Nommer la maladie, utiliser le jargon médical en le vulgarisant, et expliquer à l’enfant les effets secondaires

Avant de parler de la maladie avec l’enfant, il est important de faire le point sur ce qu’il sait et ce qu’il veut savoir : de cette façon, il est possible de répondre au mieux à ses interrogations sans aller trop loin et sans lui dire des choses qu’il n’a pas envie de savoir. Les enfants sont curieux, ils ont besoin de savoir ce qu’il se passe pour verbaliser leur inquiétude, leur colère, leur tristesse. Tout au long de la maladie grave d’un proche, leur parler, en utilisant des mots simples, en fonction de leur âge, leur évite de ressentir un abandon ou de la culpabilité.
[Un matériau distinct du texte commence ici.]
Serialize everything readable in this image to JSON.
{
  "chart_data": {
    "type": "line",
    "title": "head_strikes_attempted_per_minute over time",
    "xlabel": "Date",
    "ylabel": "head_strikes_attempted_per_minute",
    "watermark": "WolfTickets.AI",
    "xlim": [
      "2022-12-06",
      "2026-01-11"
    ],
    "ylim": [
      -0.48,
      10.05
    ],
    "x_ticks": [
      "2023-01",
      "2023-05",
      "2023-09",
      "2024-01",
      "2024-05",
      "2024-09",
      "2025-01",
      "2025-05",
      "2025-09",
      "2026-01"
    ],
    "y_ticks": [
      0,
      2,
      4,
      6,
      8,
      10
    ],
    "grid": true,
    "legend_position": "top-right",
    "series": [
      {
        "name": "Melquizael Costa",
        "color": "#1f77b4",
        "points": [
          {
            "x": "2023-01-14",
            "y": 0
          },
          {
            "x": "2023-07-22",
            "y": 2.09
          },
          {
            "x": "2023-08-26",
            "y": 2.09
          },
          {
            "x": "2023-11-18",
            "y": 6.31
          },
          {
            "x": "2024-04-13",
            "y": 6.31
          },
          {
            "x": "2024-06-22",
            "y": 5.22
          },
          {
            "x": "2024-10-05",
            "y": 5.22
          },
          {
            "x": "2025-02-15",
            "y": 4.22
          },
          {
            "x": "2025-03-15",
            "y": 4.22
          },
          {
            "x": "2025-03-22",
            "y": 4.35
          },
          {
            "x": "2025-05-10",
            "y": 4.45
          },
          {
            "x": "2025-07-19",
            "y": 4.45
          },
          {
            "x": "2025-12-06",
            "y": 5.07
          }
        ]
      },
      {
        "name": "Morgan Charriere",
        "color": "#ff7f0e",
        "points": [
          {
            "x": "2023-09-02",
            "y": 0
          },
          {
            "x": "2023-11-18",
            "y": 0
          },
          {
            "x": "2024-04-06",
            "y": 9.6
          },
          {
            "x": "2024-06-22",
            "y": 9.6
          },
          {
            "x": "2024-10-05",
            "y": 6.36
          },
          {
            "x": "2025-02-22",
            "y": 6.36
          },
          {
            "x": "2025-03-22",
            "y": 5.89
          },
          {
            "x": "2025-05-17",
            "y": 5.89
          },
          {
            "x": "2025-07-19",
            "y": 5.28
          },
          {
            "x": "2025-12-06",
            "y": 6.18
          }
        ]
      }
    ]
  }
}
Il faudra nommer la maladie (car de toute façon, un jour, ce mot apparaitra dans une conversation sans crier gare). Utiliser le jargon médical, parler par exemple de « chimiothérapie » ou de « rayons » dans le cas du cancer, en vulgarisant ce que signifient ces termes, c’est valider ce qu’ils ont déjà entendu. Il importe également de lui expliquer les effets secondaires de la maladie grave (« c’est comme les taches que l’on fait sur son T-shirt parce qu’on a mangé trop vite »), la fatigue, les douleurs ou éventuels vomissements que peuvent connaître la personne. On pourra aussi expliquer à l’enfant, selon l’évolution de la maladie, la possibilité que la personne séjourne à l’hôpital pour se sentir mieux et puisse peut-être revenir à la maison après. Les enfants n’ont pas la même capacité de compréhension que les adultes ou le même vocabulaire : tout au long de la conversation, il est donc important d’observer leur réaction, de faire verbaliser ce qui les questionne et de reformuler avec leurs mots.
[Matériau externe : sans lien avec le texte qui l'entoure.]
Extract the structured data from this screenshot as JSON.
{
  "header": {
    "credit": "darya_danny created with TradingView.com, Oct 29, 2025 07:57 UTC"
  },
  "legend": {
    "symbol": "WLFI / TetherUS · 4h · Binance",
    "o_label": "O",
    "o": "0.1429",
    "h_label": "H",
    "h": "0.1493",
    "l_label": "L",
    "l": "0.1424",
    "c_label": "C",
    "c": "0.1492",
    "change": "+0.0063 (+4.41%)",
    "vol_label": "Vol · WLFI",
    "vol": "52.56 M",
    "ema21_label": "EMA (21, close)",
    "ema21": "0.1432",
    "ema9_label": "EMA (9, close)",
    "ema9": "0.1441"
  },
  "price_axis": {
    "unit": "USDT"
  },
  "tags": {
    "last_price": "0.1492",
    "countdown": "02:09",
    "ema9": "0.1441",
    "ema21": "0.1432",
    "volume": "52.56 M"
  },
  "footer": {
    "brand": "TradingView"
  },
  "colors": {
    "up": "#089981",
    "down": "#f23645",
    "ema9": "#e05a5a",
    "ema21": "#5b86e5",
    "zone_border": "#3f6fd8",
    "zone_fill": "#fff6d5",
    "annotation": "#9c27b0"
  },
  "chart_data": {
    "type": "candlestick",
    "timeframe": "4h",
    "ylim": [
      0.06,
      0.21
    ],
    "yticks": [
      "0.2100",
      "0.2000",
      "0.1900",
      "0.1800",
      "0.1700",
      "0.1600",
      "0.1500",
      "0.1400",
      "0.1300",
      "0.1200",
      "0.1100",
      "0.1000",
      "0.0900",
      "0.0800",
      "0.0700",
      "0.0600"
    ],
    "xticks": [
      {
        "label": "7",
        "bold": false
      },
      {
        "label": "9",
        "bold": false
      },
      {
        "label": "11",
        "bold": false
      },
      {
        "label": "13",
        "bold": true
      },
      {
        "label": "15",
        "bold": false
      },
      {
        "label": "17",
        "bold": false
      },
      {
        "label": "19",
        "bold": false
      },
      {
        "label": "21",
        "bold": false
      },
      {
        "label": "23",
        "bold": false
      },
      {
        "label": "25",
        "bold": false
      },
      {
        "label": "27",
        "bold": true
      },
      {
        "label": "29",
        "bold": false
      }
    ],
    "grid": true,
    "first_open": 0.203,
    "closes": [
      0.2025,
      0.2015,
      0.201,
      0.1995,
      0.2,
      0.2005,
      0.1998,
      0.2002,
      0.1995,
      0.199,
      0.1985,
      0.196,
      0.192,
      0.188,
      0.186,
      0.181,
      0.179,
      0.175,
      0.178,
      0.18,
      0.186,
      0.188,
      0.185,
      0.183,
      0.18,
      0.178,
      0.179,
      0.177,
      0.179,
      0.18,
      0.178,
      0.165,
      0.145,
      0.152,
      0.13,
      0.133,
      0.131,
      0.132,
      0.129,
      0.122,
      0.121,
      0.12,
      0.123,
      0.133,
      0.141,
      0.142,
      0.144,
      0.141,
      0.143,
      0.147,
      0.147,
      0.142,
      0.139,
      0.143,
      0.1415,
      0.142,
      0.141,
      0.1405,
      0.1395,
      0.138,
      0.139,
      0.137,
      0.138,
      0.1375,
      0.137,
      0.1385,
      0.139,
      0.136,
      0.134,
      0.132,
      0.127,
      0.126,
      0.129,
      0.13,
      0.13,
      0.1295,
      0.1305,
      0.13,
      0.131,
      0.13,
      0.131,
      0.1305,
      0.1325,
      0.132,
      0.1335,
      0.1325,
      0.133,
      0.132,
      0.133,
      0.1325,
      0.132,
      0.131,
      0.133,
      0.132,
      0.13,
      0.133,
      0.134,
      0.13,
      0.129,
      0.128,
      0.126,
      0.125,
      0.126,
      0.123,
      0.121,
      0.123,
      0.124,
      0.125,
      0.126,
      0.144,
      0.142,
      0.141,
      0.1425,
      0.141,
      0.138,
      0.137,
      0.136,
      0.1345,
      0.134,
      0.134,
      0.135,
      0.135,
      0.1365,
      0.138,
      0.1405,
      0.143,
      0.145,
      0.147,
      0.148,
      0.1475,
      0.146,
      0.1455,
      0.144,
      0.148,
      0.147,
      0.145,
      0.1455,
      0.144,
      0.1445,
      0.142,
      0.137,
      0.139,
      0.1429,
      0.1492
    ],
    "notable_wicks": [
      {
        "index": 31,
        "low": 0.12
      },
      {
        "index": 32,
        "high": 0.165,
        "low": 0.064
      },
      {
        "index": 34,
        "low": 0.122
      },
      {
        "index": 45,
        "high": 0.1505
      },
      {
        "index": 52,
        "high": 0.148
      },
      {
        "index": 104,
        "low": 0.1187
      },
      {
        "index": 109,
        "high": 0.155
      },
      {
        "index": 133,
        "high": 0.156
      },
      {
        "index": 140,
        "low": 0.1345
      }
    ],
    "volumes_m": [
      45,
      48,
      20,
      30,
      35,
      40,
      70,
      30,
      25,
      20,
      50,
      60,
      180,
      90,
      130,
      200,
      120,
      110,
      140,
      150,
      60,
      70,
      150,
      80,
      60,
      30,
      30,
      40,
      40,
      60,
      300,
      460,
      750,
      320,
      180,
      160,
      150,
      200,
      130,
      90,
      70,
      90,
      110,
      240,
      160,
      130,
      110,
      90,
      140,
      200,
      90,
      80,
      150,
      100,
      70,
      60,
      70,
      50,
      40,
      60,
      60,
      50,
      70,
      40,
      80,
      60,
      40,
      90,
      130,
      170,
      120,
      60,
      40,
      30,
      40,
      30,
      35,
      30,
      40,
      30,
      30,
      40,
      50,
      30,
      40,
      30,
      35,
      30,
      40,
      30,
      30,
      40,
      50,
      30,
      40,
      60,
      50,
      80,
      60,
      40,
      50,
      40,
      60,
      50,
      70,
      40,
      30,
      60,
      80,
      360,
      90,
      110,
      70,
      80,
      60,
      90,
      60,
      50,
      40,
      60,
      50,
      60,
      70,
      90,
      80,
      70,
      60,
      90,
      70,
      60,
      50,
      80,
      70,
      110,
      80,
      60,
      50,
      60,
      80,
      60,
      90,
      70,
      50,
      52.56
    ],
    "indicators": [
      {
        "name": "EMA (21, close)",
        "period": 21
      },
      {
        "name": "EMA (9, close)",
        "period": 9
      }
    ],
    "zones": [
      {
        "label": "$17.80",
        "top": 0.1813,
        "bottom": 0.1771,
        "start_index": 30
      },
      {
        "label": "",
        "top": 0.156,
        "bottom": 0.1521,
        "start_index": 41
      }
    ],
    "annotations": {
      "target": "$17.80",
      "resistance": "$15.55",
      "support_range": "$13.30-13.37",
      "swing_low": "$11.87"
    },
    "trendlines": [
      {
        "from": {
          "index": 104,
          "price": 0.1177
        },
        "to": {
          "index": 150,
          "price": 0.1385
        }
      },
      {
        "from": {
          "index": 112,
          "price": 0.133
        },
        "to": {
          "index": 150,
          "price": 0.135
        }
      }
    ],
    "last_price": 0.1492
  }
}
Parler de la maladie et expliquer à l’enfant ce qui change et ce qui va changer, c’est lui permettre de comprendre et de s’adapter à la situation

Parler de la maladie et expliquer à l’enfant ce qui change et ce qui va changer, c’est lui permettre de comprendre et de s’adapter à la situation. Le fait de ne rien savoir est souvent plus difficile à vivre que d’être informé. La maladie grave d’un proche vient bousculer l’enfant, et, en fonction de l’âge, l’enfant ne va pas exprimer ce qu’il ressent de la même façon. Un enfant âgé pourra utiliser la parole, ce qui n’est pas le cas des plus jeunes ; plus les enfants sont petits, plus le mal-être qu’ils ressentent va se manifester par le corps. Certains signes doivent alerter les adultes, comme par exemple des maux de ventre ou de tête, qui apparaissent quand l’enfant doit se séparer de l’adulte (aller à l’école, avant de se coucher, etc.),  un changement de rythme dans ses activités et son sommeil, une régression qui se manifeste par le retour de comportements qu’il avait étant plus jeune (faire pipi au lit, sucer son pouce, etc.) ; des troubles de l’attention (« être dans la lune »). L’angoisse chez l’enfant peut aussi s’exprimer par de la colère, ou un repli sur soi, où il ne parlera pas ou très peu.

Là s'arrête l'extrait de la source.